For those who don't know wild animal behavior? This isn't it. She should have been running away from me or trying to bite me. Not rolling over so I could give her tummy rubs and scratch behind her ears. She was acting like a fully domesticated cat or dog. Closer to a cat, really.
Once I was certain she was secure in my arms, we took her right out to the car and Ed drove us to the wildlife refuge - no pet carrier necessary. As long as I held her? She was happy and content where she was. This speaks to a super-high degree of human interaction/human reliance in her past and there is no possible way she would have survived the winter.
Once at the sanctuary, she was snap tested for rabies and is negative. She also made quick friends of the workers and though she shows some attachment to me, she likes everybody. In fact there wasn't a single person there she didn't want to climb. So I think she'll be fine, though I am allowed to go and visit her.
She really enjoyed the car's heater this morning, so it is likely that she is accustomed to living inside and not outside. Also probably why she liked that dog-loo we put out for her.
Every test that the sanctuary ran indicates that she was likely born healthy but somehow separated from her mother - either by nature or human intervention. She is small because she lacked proper care and nourishment when she was younger. She shows no signs of broken bones or anything that would indicate abandonment by her mother. She also has three fairly distinct markings in common with "Dumpster" - the raccoon that was known to be kept by the fraternity over the summer. Meaning that, in all probability, our Fuzzbutt was once "Dumpster the Frat Trash Panda" in an online Instagram account that has since been taken down - likely after she was dumped in our area.
While I will miss her hanging out on our deck, Fuzzbutt is where she needs to be - safe and protected inside a wildlife refuge with people. And she does love people. A lot. Probably too much.
Someone asked me why Ed and I did this because a lot of people consider raccoons pests. And they can be. However in Fuzzbutt's case, human intervention prevented her from living the life she was meant to live as a wild raccoon. He becoming dependent on humans wasn't a choice she made. It was made for her by people who either meant well but did the wrong thing (if she was abandoned) or were selfishly stupid if she was forcibly taken from the wild.

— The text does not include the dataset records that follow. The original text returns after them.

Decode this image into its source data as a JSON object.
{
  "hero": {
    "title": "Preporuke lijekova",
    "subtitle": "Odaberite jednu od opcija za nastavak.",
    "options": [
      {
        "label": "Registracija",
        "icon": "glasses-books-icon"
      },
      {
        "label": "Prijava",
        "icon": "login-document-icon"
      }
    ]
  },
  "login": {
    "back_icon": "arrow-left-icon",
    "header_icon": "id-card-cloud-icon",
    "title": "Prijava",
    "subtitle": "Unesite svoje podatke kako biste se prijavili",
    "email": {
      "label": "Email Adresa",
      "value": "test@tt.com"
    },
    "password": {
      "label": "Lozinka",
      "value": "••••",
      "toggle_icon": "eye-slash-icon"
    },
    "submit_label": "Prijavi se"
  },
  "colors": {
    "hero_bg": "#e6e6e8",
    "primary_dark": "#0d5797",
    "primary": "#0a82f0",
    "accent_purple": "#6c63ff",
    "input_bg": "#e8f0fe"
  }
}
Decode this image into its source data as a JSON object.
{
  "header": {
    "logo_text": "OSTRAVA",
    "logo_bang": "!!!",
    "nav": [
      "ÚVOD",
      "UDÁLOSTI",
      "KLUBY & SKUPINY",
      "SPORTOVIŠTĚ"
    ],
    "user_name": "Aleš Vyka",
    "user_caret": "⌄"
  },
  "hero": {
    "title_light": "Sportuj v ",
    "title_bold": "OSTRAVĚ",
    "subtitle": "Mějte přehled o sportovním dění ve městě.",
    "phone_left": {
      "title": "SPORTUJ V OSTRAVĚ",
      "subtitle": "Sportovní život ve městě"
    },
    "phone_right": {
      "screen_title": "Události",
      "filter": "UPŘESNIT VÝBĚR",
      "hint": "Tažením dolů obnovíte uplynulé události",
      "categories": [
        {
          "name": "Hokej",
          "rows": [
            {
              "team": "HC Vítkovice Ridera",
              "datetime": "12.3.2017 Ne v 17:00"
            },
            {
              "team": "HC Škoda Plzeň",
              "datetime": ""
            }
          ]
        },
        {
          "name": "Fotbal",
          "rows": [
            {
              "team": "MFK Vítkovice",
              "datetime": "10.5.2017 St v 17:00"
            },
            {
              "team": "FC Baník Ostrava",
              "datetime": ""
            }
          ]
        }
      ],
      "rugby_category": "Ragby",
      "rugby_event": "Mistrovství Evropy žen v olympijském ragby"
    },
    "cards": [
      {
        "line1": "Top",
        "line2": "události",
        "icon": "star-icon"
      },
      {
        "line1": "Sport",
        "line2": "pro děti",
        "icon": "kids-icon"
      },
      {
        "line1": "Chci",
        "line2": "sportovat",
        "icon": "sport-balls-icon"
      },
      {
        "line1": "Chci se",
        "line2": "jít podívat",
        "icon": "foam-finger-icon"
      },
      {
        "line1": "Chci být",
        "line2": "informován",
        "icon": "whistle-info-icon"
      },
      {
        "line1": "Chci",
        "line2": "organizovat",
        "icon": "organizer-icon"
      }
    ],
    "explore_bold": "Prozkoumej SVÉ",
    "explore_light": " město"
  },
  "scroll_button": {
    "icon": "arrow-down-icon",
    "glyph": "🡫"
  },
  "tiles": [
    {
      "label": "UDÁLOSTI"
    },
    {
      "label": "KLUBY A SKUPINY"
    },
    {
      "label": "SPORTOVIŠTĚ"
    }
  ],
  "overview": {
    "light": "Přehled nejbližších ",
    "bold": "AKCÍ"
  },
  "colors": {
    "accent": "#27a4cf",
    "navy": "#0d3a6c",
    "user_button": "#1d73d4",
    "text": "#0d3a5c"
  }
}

Either way, it wasn't her fault. She became our responsibility when she was taken from what she knew as "home" and dumped into our yard. Again, that wasn't her choice but people being selfish and stupid. We also hated seeing her being attacked by other raccoons and suffering outside because she had no idea how to do what her instincts were asking her to do - meaning go forage, sleep in trees, etc. So we decided to be "not selfish" (for lack of a better term) and do what was best for her - which was take the time to catch her and take her somewhere safe.
What happened to her wasn't her fault. How Ed and I helped her adjust after that was our choice to correct someone else's mistake.